Alaska Gov. Mike Dunleavy released on Facebook Fri that he would as well be looking at methods for getting the cruise ships up to Alaska this summer.

“Stopping a significant sector of Alaska’s financial system doesn’t necessarily help each of our fights the virus but will surely have enormous consequences upon Alaskan jobs and opportunities,” Dunleavy said Fri. “Canada’s decision to prohibit cruise lines this year warrants a deeper chat as to how Alaska can keep Alaskans and travelers secure. My administration will come to be working with anyone and everyone to get this back on the monitor immediately.”
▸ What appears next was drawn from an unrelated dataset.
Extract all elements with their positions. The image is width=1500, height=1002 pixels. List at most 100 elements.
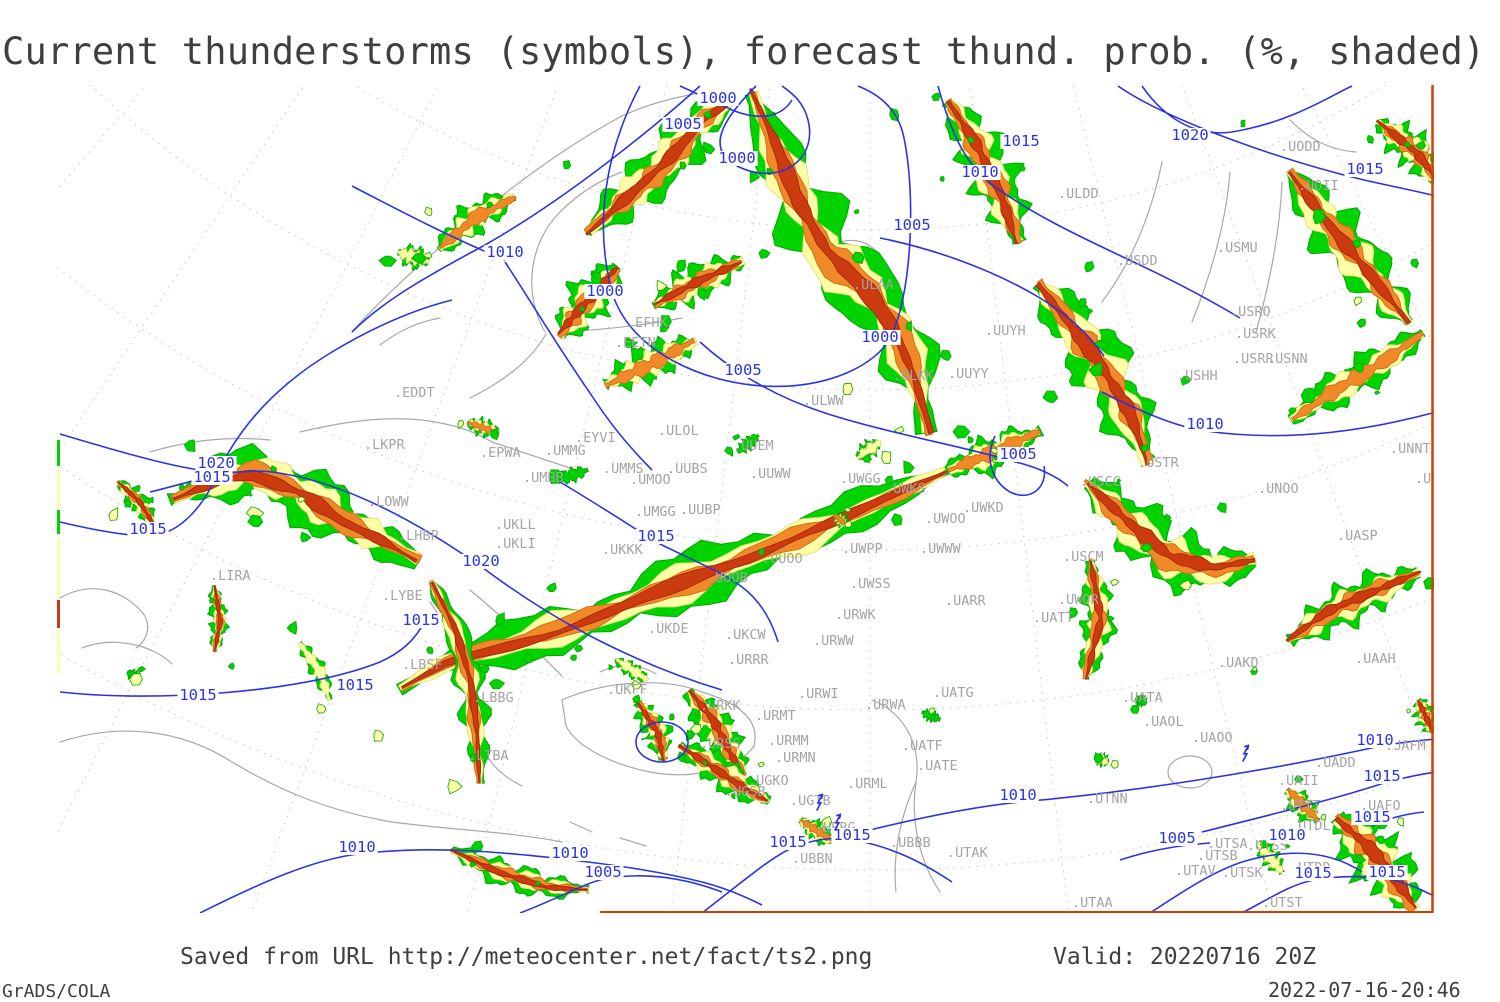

While most of the cruise lines bound for the Kenai Peninsula stop in Seward, the City of Homer has recently taken in about a dozen cruise lines each summer, with the exception of 2020. Brad Anderson, executive director of the Homer Chamber of Commerce, stated Saturday that for the reason that cruise ships remain a relatively small part of Homer’s tourism market, their absence could have a comparatively minor impact.

“It’s something we'd prepared for, and we weren’t looking to have any cruise ships come here this season in any case,” Anderson said. “Here’s how we view it: We had been anticipating that more persons who want to do Alaska travelling are likely to perform it by property now. So that means more people flying into Anchorage and undertaking territory vacations, and Homer is definitely just about the most desirable areas in Alaska to go to, so that it could actually gain us if more persons travel up here.”

Alaska’s two major airfields echoed Anderson’s predictions, saying in a joint press release Friday that both airports are expecting a rise in air traffic come early July therefore of the lack of cruise ships.

“We are extremely disappointed in Canada’s decision to restrict cruise ships come early July. However, Alaska is a lot more than just a cruise vacation spot,” Jim Szczesniak, director of the Ted Stevens Anchorage AIRPORT TERMINAL, said in the Fri press release. “For this summer months, Alaska can be forecast to be just about the most popular destinations in the U.S. ANC, and our sister airport terminal FAI, provide access to the wonders of Alaska.”

The focus on attracting tourism dollars through Alaskans and air travelers is common amongst those in the market who are reckoning with the truth of another cruise-fewer summer. Tim Dillon, executive director of the Kenai Peninsula Economic Creation District, said that he will be continuing to force elected officials, like Kenai Peninsula Borough Mayor Charlie Pierce, on marketing that the Kenai Peninsula is definitely “open for organization.”

“Last summer season the borough mayor made most comments that got around about us being open for business,” Dillon said Saturday. “Holy cow, that next weekend, the number of campers you noticed decreasing the highway was brilliant. We are in need of Charlie to keep undertaking that. Folks are listening.”